Getting Started

From install to first experiment in minutes.

CLI-first design. This UI mirrors common CLI workflows.

1. Requirements

The project targets x86_64 and is tested on Linux. It can work on other OSes, but you may need minor configuration.

Linux

Install Rust via rustup, plus clang++ and lld from your package manager.

FreeBSD

pkg install rust

OpenBSD

pkg_add rust

NetBSD

pkg_add rust clang lld and disable LTO in .cargo/config.toml.

If your OS enforces W^X or you are not on x86_64, set CARGO_FEATURE_NOJIT=1 to disable the ZPAQ JIT. Otherwise NCD can be inaccurate at runtime.

2. Build the CLI

Clone the repo and build the binary:

git clone --recursive https://github.com/turtle261/infotheory
cd infotheory
cargo build --release

The CLI binary will be available at ./target/release/infotheory.

3. Basic CLI usage

# Mutual information with ROSAPlus (order 8)
./target/release/infotheory mi file1.txt file2.txt 8

# NTE using CTW
./target/release/infotheory nte file1.txt file2.txt --rate-backend ctw

# NCD with custom ZPAQ method
./target/release/infotheory ncd file1.txt file2.txt 5

# Mixture rate backend (spec file)
./target/release/infotheory h file1.txt --rate-backend mixture --method mixture.json

Inputs are file based, so you can feed any preprocessing pipeline as long as it emits files or byte streams.

External reference: ROSAPlus.

4. Use as a Rust library

Add the crate via a path or git dependency:

[dependencies]
infotheory = { path = "." }
use infotheory::*;

let h = entropy_rate_bytes(data, 8);
set_default_ctx(InfotheoryCtx::new(
    RateBackend::Ctw { depth: 32 },
    NcdBackend::default()
));

For multivariate use cases that need high performance, the Rust API provides the low-level control needed for optimized pipelines.

5. Optional components

RWKV7 (via rwkvzip)

This repository includes rwkvzip: an RWKV7-based byte-level neural compressor and world-model backend. RWKV7 inference is implemented in this project and can be used locally for rate estimation and MC-AIXI planning.
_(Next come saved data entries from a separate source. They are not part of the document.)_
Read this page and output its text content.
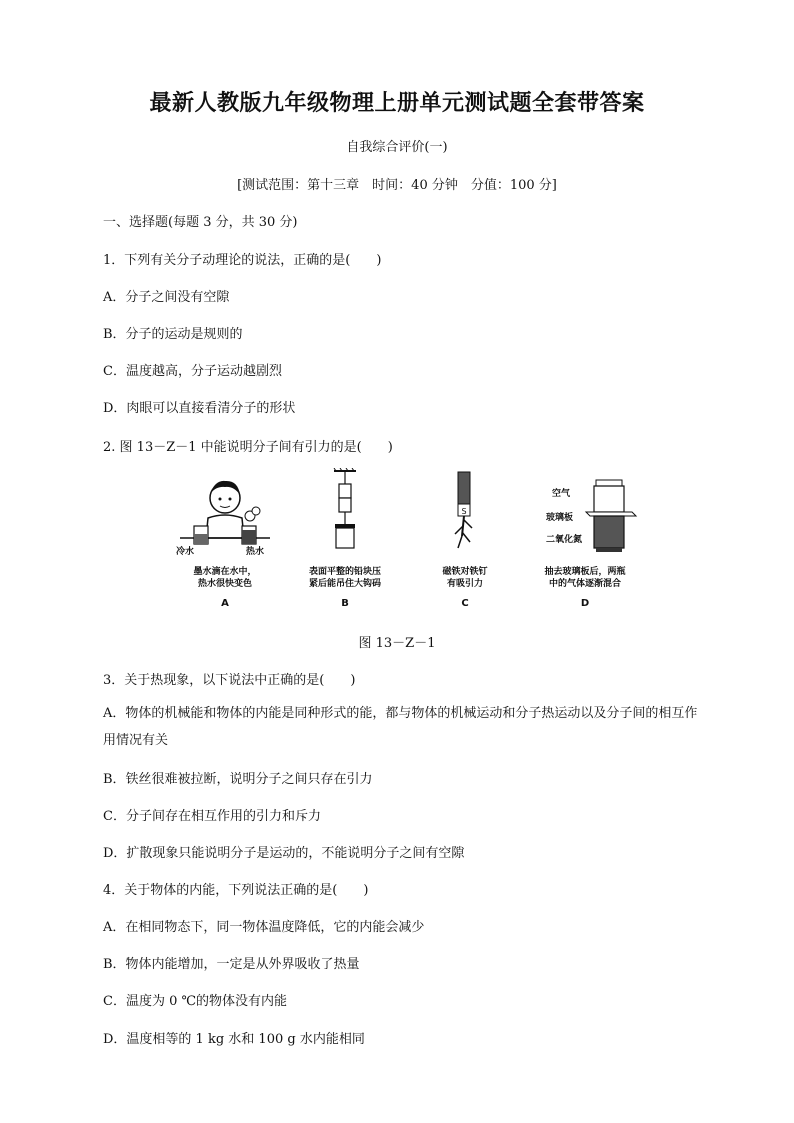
最新人教版九年级物理上册单元测试题全套带答案
自我综合评价(一)
[测试范围：第十三章　时间：40 分钟　分值：100 分]
一、选择题(每题 3 分，共 30 分)
1．下列有关分子动理论的说法，正确的是(　　)
A．分子之间没有空隙
B．分子的运动是规则的
C．温度越高，分子运动越剧烈
D．肉眼可以直接看清分子的形状
2. 图 13－Z－1 中能说明分子间有引力的是(　　)
冷水	热水
墨水滴在水中，
热水很快变色
A
表面平整的铅块压
紧后能吊住大钩码
B
S
磁铁对铁钉
有吸引力
C
空气
玻璃板
二氧化氮
抽去玻璃板后，两瓶
中的气体逐渐混合
D
图 13－Z－1
3．关于热现象，以下说法中正确的是(　　)
A．物体的机械能和物体的内能是同种形式的能，都与物体的机械运动和分子热运动以及分子间的相互作用情况有关
B．铁丝很难被拉断，说明分子之间只存在引力
C．分子间存在相互作用的引力和斥力
D．扩散现象只能说明分子是运动的，不能说明分子之间有空隙
4．关于物体的内能，下列说法正确的是(　　)
A．在相同物态下，同一物体温度降低，它的内能会减少
B．物体内能增加，一定是从外界吸收了热量
C．温度为 0 ℃的物体没有内能
D．温度相等的 1 kg 水和 100 g 水内能相同
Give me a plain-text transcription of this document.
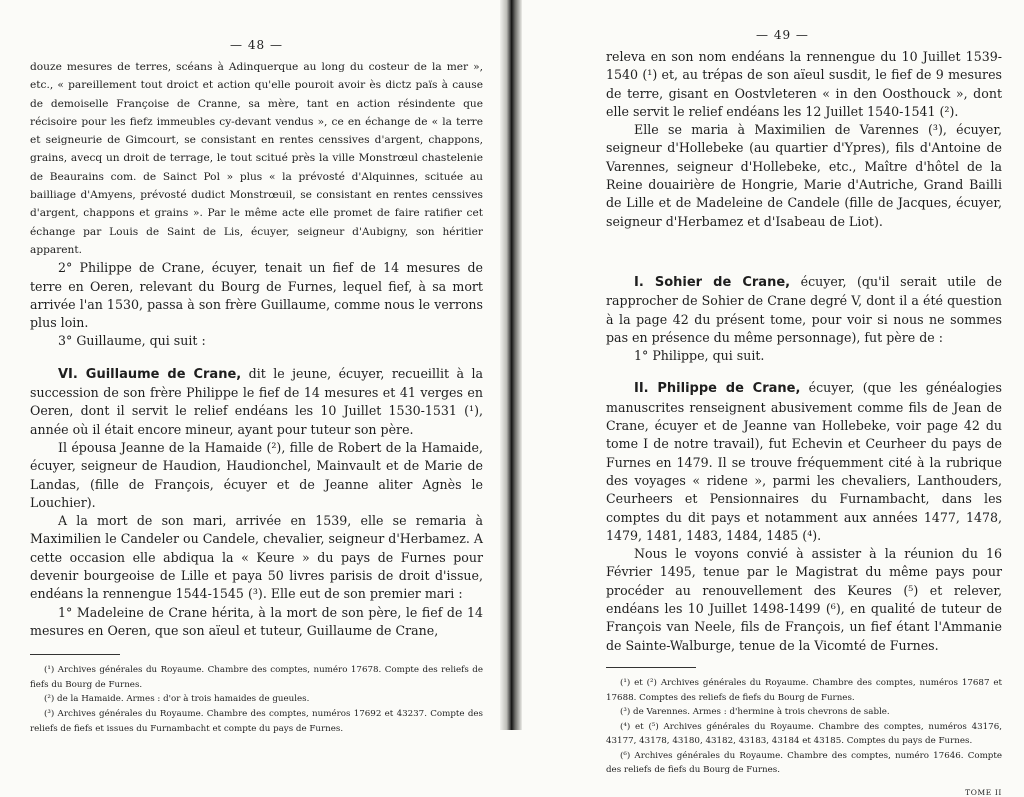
— 48 —

douze mesures de terres, scéans à Adinquerque au long du costeur de la mer », etc., « pareillement tout droict et action qu'elle pouroit avoir ès dictz païs à cause de demoiselle Françoise de Cranne, sa mère, tant en action résindente que récisoire pour les fiefz immeubles cy-devant vendus », ce en échange de « la terre et seigneurie de Gimcourt, se consistant en rentes censsives d'argent, chappons, grains, avecq un droit de terrage, le tout scitué près la ville Monstrœul chastelenie de Beaurains com. de Sainct Pol » plus « la prévosté d'Alquinnes, scituée au bailliage d'Amyens, prévosté dudict Monstrœuil, se consistant en rentes censsives d'argent, chappons et grains ». Par le même acte elle promet de faire ratifier cet échange par Louis de Saint de Lis, écuyer, seigneur d'Aubigny, son héritier apparent.

2° Philippe de Crane, écuyer, tenait un fief de 14 mesures de terre en Oeren, relevant du Bourg de Furnes, lequel fief, à sa mort arrivée l'an 1530, passa à son frère Guillaume, comme nous le verrons plus loin.

3° Guillaume, qui suit :

VI. Guillaume de Crane, dit le jeune, écuyer, recueillit à la succession de son frère Philippe le fief de 14 mesures et 41 verges en Oeren, dont il servit le relief endéans les 10 Juillet 1530-1531 (¹), année où il était encore mineur, ayant pour tuteur son père.

Il épousa Jeanne de la Hamaide (²), fille de Robert de la Hamaide, écuyer, seigneur de Haudion, Haudionchel, Mainvault et de Marie de Landas, (fille de François, écuyer et de Jeanne aliter Agnès le Louchier).

A la mort de son mari, arrivée en 1539, elle se remaria à Maximilien le Candeler ou Candele, chevalier, seigneur d'Herbamez. A cette occasion elle abdiqua la « Keure » du pays de Furnes pour devenir bourgeoise de Lille et paya 50 livres parisis de droit d'issue, endéans la rennengue 1544-1545 (³). Elle eut de son premier mari :

1° Madeleine de Crane hérita, à la mort de son père, le fief de 14 mesures en Oeren, que son aïeul et tuteur, Guillaume de Crane,

(¹) Archives générales du Royaume. Chambre des comptes, numéro 17678. Compte des reliefs de fiefs du Bourg de Furnes.

(²) de la Hamaide. Armes : d'or à trois hamaides de gueules.

(³) Archives générales du Royaume. Chambre des comptes, numéros 17692 et 43237. Compte des reliefs de fiefs et issues du Furnambacht et compte du pays de Furnes.

— 49 —

releva en son nom endéans la rennengue du 10 Juillet 1539-1540 (¹) et, au trépas de son aïeul susdit, le fief de 9 mesures de terre, gisant en Oostvleteren « in den Oosthouck », dont elle servit le relief endéans les 12 Juillet 1540-1541 (²).

Elle se maria à Maximilien de Varennes (³), écuyer, seigneur d'Hollebeke (au quartier d'Ypres), fils d'Antoine de Varennes, seigneur d'Hollebeke, etc., Maître d'hôtel de la Reine douairière de Hongrie, Marie d'Autriche, Grand Bailli de Lille et de Madeleine de Candele (fille de Jacques, écuyer, seigneur d'Herbamez et d'Isabeau de Liot).

I. Sohier de Crane, écuyer, (qu'il serait utile de rapprocher de Sohier de Crane degré V, dont il a été question à la page 42 du présent tome, pour voir si nous ne sommes pas en présence du même personnage), fut père de :

1° Philippe, qui suit.

II. Philippe de Crane, écuyer, (que les généalogies manuscrites renseignent abusivement comme fils de Jean de Crane, écuyer et de Jeanne van Hollebeke, voir page 42 du tome I de notre travail), fut Echevin et Ceurheer du pays de Furnes en 1479. Il se trouve fréquemment cité à la rubrique des voyages « ridene », parmi les chevaliers, Lanthouders, Ceurheers et Pensionnaires du Furnambacht, dans les comptes du dit pays et notamment aux années 1477, 1478, 1479, 1481, 1483, 1484, 1485 (⁴).

Nous le voyons convié à assister à la réunion du 16 Février 1495, tenue par le Magistrat du même pays pour procéder au renouvellement des Keures (⁵) et relever, endéans les 10 Juillet 1498-1499 (⁶), en qualité de tuteur de François van Neele, fils de François, un fief étant l'Ammanie de Sainte-Walburge, tenue de la Vicomté de Furnes.

(¹) et (²) Archives générales du Royaume. Chambre des comptes, numéros 17687 et 17688. Comptes des reliefs de fiefs du Bourg de Furnes.

(³) de Varennes. Armes : d'hermine à trois chevrons de sable.

(⁴) et (⁵) Archives générales du Royaume. Chambre des comptes, numéros 43176, 43177, 43178, 43180, 43182, 43183, 43184 et 43185. Comptes du pays de Furnes.

(⁶) Archives générales du Royaume. Chambre des comptes, numéro 17646. Compte des reliefs de fiefs du Bourg de Furnes.

TOME II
Training lives in rwkvzip (not in the infotheory crate) and is gated behind the training feature; the rwkvzip binary will reject training if built without it.

# Build rwkvzip (inference + CLI)
cargo build -p rwkvzip --release

# Compress/decompress with arithmetic coding (default) or rANS
./target/release/rwkvzip compress input.bin output.rwz --model model.safetensors
./target/release/rwkvzip compress input.bin output.rwz --model model.safetensors -c rans
./target/release/rwkvzip decompress output.rwz restored.bin --model model.safetensors

# Use RWKVZip as an infotheory NCD compressor backend (requires RWKV7 model path)
export RWKV7_MODEL_PATH=./rwkvzip/rwkv-10m.safetensors
./target/release/infotheory ncd a.bin b.bin --ncd-backend rwkv7 --method ac
./target/release/infotheory ncd a.bin b.bin --ncd-backend rwkv7 --method rans

# Train (requires rwkvzip built with its training feature; see rwkvzip/Cargo.toml)
./target/release/rwkvzip train --help
VM feature (VM-backed AIXI)

Enable with cargo build --release --features vm and provide a kernel image and rootfs for Firecracker.

VM mode uses nyx-lite + Firecracker (Linux/KVM) with snapshot-based resets and a shared-memory protocol (OBS/REW/DONE framing). Performance depends on hardware and guest behavior. Some tests require /dev/kvm and VM image artifacts under nyx-lite/vm_image (see ./projman.sh init-vm).

Lean validation (ite-bench)

Run lake build and lake exe runner inside ./ite-bench to validate estimators against oracle truths and identities.